A volte, la fibrillazione atriale non provoca sintomi particolari, ma altre volte può essere percepita con le palpitazioni (sensazione che il cuore batta con forza, in modo irregolare), debolezza, vertigini e difficoltà a respirare.

A differenza della fibrillazione atriale, dove la frequenza cardiaca è generalmente rapida e irregolare, si ha poi una condizione, molto meno frequente: il flutter atriale, nella quale la frequenza cardiaca è generalmente rapida ma può essere sia regolare che irregolare. Cause e possibili complicanze sono tuttavia le medesime nelle due condizioni.

La tachicardia parossistica sopraventricolare è una condizione caratterizzata da una frequenza cardiaca regolare e veloce (maggiore di 100 battiti al minuto) che inizia e si arresta improvvisamente (forma parossistica) e che ha origine nelle camere superiori del cuore (atri) o dal punto di collegamento elettrico tra camere superiori e inferiori (giunzione atrio-ventricolare). La tachicardia parossistica sopraventricolare è più frequente tra i giovani ed è più fastidiosa che pericolosa. Nella maggior parte dei casi è legata alla presenza di un “corto-circuito” elettrico del cuore (circuito di rientro) che, in presenza di condizioni che la favoriscono (ad esempio uno sforzo fisico importante), si attiva dando origine alla tachicardia. Più raramente, l’aritmia è invece dovuta alla attivazione molto rapida di un gruppo di cellule (focus) localizzate in un’area differente da quella da dove normalmente si genera l’attività elettrica del cuore (nodo del seno).

Le forme di aritmie che interessano la parte inferiore del cuore sono le aritmie ventricolari: la tachicardia ventricolare e la fibrillazione ventricolare.

Nel caso di tachicardia ventricolare, il battito cardiaco è ritmico e molto rapido, può durare per pochi battiti o più a lungo (tachicardia ventricolare sostenuta). Quest’ultima rappresenta un’emergenza medica perché il cuore non riesce a pompare sangue in circolo in modo adeguato e perché può degenerare in fibrillazione ventricolare, il cui esito è spesso fatale. Di solito, all’origine c’è un serio disturbo del cuore, ma può insorgere anche in individui sani.

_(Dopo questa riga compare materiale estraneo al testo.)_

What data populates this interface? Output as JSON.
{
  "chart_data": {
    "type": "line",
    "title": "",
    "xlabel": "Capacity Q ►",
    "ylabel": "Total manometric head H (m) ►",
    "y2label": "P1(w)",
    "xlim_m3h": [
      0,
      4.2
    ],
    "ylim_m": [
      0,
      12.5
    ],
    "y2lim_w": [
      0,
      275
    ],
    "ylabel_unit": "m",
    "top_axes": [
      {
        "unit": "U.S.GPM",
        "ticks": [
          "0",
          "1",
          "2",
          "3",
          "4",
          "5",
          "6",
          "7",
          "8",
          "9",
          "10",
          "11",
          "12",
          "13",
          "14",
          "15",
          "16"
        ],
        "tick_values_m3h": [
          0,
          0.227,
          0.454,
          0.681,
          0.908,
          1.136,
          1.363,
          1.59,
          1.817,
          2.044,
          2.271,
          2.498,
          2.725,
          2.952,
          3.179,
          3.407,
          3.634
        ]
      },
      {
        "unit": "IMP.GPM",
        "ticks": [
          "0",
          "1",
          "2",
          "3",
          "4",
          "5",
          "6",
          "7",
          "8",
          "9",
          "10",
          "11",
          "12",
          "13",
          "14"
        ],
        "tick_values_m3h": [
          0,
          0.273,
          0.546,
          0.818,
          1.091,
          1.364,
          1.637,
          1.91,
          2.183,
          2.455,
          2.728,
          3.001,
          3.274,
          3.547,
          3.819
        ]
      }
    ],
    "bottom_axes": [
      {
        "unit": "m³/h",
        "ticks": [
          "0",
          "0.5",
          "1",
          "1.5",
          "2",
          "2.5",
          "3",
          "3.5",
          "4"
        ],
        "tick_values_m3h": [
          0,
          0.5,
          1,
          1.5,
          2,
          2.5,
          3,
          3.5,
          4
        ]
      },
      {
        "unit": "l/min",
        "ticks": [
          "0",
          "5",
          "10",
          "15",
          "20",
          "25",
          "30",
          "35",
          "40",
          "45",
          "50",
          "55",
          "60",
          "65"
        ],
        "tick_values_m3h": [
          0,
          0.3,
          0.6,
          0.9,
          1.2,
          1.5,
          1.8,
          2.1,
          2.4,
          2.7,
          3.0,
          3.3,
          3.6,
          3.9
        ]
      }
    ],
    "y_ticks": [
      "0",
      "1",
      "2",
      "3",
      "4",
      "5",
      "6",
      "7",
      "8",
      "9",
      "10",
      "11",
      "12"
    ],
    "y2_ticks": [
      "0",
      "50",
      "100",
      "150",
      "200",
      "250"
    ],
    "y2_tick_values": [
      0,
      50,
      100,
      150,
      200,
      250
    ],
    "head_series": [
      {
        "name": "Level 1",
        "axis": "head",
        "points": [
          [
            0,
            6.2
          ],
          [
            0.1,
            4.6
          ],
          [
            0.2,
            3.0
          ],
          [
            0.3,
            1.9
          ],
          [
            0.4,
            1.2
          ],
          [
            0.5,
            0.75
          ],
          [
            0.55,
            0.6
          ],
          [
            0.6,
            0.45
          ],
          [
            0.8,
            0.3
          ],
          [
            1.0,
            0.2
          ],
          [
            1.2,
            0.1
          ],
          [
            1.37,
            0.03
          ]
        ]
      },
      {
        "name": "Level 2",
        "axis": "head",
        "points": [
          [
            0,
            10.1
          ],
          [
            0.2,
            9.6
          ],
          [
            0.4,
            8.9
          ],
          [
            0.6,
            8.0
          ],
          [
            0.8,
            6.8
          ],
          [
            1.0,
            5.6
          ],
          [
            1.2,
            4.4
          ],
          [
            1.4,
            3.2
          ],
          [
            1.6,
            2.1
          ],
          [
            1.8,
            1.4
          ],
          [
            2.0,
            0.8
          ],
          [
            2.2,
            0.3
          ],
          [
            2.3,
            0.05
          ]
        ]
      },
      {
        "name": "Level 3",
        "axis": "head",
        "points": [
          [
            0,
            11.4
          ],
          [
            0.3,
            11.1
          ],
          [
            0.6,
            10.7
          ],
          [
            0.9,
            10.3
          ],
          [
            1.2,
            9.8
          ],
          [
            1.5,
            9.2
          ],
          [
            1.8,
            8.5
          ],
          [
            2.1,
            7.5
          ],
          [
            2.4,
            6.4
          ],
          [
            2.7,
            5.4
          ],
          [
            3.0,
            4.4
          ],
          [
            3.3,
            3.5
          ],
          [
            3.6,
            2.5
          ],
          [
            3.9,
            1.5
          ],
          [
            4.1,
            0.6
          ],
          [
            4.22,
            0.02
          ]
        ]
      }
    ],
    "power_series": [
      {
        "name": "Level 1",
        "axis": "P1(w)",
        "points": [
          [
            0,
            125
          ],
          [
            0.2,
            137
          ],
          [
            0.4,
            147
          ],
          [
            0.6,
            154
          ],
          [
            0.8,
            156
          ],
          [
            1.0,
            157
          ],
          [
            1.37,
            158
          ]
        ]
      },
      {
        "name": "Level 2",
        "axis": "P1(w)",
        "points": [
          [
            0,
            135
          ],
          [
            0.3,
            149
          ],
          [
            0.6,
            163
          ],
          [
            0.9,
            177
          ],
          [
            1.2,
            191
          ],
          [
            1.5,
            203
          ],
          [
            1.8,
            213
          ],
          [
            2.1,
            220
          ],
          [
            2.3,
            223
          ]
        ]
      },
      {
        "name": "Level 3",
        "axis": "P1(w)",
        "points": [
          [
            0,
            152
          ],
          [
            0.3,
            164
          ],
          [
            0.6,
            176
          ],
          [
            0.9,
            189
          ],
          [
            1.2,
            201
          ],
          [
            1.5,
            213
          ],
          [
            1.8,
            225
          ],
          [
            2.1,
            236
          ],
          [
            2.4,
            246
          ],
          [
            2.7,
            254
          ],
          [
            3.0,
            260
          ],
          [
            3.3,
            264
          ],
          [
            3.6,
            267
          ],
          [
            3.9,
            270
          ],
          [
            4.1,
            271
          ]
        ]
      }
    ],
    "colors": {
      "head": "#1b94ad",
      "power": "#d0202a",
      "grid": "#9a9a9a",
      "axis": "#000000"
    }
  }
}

La fibrillazione ventricolare è un’aritmia caratterizzata da contrazioni rapide, inefficaci ed irregolari dei ventricoli che non riescono a contrarsi in maniera efficace per pompare il sangue in circolo ed è considerata tra le cause principali di arresto cardiaco o di morte cardiaca improvvisa. La morte può intervenire nell’arco di pochi minuti, a meno che non si intervenga con un defibrillatore, un apparecchio dotato di due piastre che, appoggiate sul torace del paziente, erogano uno shock elettrico che può mettere fine a questa aritmia. La fibrillazione ventricolare si può verificare a seguito di un infarto.

Nelle aritmie, unitamente ai possibili trattamenti e terapie per prevenirne le complicanze prescritte dal proprio medico, è altrettanto importante uno stile di vita sano e una dieta sana ed equilibrata.

Le informazioni contenute in questa pagina hanno uno scopo divulgativo e non sostituiscono il parere e le spiegazioni del tuo medico.